India's HDFC Bank misses Q4 profit view on higher provisions; margins stable

A bird flies past a window of a HDFC Bank branch office in Mumbai

By Siddhi Nayak

MUMBAI (Reuters) -HDFC Bank, India's largest private lender, posted a smaller-than-expected quarterly profit on Saturday due to higher loan provisions, even as the bank's lending margins held steady from the previous quarter.

HDFC Bank, the first Indian lender to report fiscal fourth-quarter results, posted a standalone net profit of 165.12 billion rupees ($1.98 billion) for the January-March quarter, below analysts' forecast of 173.15 billion rupees, according to LSEG data.

Profit was up from the 163.73 billion rupees reported in the previous quarter.

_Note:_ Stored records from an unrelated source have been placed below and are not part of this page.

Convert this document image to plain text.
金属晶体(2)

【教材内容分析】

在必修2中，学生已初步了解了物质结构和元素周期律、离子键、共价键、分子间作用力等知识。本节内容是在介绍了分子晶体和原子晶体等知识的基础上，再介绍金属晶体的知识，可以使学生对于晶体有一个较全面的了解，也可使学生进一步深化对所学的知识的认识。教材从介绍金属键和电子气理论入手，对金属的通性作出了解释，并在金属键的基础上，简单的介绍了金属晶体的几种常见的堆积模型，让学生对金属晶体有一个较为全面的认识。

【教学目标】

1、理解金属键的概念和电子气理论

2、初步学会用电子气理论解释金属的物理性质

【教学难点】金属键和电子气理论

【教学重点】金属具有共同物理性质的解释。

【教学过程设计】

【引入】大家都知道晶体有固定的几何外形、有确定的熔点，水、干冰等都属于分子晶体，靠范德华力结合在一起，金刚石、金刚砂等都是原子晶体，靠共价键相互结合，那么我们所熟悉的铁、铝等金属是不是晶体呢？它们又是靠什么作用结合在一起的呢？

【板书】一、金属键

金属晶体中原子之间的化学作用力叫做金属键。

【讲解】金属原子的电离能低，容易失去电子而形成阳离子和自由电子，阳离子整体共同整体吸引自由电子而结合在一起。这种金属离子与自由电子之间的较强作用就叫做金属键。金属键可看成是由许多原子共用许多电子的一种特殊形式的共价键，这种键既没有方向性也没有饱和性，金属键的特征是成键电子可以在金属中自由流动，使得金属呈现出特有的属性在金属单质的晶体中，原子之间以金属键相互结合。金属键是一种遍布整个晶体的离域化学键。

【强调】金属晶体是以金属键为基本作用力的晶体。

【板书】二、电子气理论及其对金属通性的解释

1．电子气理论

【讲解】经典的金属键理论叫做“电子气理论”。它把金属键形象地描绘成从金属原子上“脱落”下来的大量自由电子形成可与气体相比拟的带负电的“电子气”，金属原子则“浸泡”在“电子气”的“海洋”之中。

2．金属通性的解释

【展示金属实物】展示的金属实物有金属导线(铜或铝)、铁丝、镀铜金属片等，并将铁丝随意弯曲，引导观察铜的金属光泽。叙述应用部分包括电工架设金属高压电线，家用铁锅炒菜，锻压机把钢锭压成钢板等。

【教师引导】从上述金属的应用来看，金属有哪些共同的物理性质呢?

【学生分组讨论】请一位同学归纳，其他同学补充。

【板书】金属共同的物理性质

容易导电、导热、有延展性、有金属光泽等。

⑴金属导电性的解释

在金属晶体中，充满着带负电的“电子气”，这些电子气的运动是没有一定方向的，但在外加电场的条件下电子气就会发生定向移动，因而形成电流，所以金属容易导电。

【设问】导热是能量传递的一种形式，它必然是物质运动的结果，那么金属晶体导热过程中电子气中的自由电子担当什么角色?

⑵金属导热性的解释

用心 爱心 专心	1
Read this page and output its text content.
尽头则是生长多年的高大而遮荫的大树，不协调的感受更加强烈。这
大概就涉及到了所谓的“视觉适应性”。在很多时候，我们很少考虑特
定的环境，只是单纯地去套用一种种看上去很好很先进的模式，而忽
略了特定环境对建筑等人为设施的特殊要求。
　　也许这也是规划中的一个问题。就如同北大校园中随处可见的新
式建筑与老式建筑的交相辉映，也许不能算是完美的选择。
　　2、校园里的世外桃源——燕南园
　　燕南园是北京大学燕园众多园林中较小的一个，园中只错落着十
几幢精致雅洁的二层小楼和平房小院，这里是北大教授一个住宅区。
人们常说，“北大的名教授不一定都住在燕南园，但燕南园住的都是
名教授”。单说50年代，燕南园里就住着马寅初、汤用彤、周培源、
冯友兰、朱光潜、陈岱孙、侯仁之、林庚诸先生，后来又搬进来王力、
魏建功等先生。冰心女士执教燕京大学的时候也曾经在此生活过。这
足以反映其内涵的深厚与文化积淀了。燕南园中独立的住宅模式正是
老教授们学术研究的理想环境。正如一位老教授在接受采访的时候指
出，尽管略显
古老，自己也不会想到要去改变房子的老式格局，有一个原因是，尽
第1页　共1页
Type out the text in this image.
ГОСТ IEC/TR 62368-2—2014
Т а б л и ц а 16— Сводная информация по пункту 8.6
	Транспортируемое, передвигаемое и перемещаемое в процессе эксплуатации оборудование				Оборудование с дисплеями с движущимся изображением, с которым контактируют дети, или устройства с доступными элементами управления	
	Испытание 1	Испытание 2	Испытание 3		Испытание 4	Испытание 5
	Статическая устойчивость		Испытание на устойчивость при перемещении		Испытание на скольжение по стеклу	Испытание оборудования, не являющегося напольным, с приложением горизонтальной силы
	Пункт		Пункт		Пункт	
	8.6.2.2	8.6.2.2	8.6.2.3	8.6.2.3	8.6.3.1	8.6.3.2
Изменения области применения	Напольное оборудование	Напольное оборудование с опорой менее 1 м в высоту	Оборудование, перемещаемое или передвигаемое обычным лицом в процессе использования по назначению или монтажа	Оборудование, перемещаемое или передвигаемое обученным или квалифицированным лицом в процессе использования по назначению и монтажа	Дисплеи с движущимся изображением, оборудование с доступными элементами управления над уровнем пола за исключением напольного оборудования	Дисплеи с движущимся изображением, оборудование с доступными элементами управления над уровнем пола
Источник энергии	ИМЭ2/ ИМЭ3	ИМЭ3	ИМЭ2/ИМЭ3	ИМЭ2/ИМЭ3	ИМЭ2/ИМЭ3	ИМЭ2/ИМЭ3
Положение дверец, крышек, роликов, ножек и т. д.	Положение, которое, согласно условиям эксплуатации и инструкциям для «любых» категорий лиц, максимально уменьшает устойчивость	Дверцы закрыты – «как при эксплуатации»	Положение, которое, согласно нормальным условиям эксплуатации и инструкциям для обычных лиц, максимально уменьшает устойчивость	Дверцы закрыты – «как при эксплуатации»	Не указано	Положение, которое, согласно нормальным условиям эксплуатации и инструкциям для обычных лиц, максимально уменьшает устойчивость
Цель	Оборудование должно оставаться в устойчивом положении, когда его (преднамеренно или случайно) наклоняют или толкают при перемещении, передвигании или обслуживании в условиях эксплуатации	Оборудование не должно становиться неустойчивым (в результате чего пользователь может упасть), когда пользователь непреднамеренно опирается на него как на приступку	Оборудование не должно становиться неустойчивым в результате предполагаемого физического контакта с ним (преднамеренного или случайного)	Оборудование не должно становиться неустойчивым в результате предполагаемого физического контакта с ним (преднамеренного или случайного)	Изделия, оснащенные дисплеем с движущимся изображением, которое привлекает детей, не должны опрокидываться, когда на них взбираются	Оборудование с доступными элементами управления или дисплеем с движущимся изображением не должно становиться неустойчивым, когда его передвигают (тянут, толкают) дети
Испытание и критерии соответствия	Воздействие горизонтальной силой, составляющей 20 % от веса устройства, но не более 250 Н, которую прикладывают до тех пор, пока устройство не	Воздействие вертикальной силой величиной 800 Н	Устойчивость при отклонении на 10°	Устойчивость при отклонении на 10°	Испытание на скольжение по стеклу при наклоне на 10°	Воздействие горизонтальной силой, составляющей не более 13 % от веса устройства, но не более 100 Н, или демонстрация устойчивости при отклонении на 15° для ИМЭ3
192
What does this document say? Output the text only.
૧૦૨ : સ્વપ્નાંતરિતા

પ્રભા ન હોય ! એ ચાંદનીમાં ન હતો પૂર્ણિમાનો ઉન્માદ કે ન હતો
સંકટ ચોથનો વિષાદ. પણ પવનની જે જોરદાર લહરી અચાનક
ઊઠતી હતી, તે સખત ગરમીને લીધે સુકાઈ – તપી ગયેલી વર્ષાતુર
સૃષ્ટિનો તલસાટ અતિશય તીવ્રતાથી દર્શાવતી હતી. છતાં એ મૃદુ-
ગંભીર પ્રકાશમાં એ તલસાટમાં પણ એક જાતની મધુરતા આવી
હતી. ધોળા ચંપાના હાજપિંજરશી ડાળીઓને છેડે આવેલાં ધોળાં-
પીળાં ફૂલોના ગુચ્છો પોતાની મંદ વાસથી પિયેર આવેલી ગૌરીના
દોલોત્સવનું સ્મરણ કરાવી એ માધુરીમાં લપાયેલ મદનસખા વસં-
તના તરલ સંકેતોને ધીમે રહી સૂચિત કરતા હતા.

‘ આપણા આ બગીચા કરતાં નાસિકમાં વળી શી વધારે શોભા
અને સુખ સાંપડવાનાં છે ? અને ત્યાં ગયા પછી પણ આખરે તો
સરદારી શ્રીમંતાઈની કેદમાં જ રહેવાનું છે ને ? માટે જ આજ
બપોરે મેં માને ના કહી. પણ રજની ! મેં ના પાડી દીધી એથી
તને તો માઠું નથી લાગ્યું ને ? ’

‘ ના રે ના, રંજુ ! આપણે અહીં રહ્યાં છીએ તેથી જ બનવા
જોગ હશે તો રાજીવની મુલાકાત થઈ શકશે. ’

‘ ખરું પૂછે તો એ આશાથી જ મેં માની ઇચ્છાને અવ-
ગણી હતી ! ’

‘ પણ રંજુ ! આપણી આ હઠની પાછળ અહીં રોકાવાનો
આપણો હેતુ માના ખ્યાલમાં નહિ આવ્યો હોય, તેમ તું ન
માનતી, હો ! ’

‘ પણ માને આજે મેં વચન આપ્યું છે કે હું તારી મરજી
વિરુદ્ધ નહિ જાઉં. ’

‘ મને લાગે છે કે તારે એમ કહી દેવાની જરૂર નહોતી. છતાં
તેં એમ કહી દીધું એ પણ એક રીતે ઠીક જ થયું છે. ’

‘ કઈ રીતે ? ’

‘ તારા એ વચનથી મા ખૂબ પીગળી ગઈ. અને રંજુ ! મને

HDFC Bank merged with parent Housing Development Finance Corp in July, meaning its results are not comparable on a year-over-year basis.

Provisions and contingencies were 135.1 billion rupees during the quarter, up more than three-times from the previous three-month period "as a countercyclical buffer for making the balance sheet more resilient", the bank said in a statement.

The bank's net interest income - the difference between interest earned and paid - rose 2.1% on quarter to 290.8 billion rupees.

Its core net interest margin was 3.44% on total assets and 3.63% on interest-earning ones, versus 3.4% and 3.6%, respectively, in the previous quarter and a blended 4.1% in the same quarter last year.

HDFC's higher borrowing costs and lower-yielding loan book weighed on the merged entity's margins. Following the merger, analysts had said the bank's margins were weak and that it was facing liquidity pressures.

HDFC Bank has signalled a period of slower growth to help move its margins and other key ratios closer to pre-merger levels.

The bank's gross loans grew 1.6% sequentially to 25.08 trillion rupees in the January-March quarter, slower than in the previous quarter. Deposits grew 7.5% sequentially to 23.8 trillion rupees.

Its loan-to-deposit ratio, improved on-quarter helped by strong deposit growth and a pullback in loan growth.

LDR is an important metric for banks as it helps assess their liquidity position by gauging whether it has enough deposits on its balance sheet to fund loan growth.

The bank's capital base got a boost from the conclusion of the sale of 90% stake in education loan unit HDFC Credila Financial Services in the fourth quarter.

HDFC Bank's gross non-performing assets ratio was at 1.24% at the end of March, compared with 1.26% three months earlier.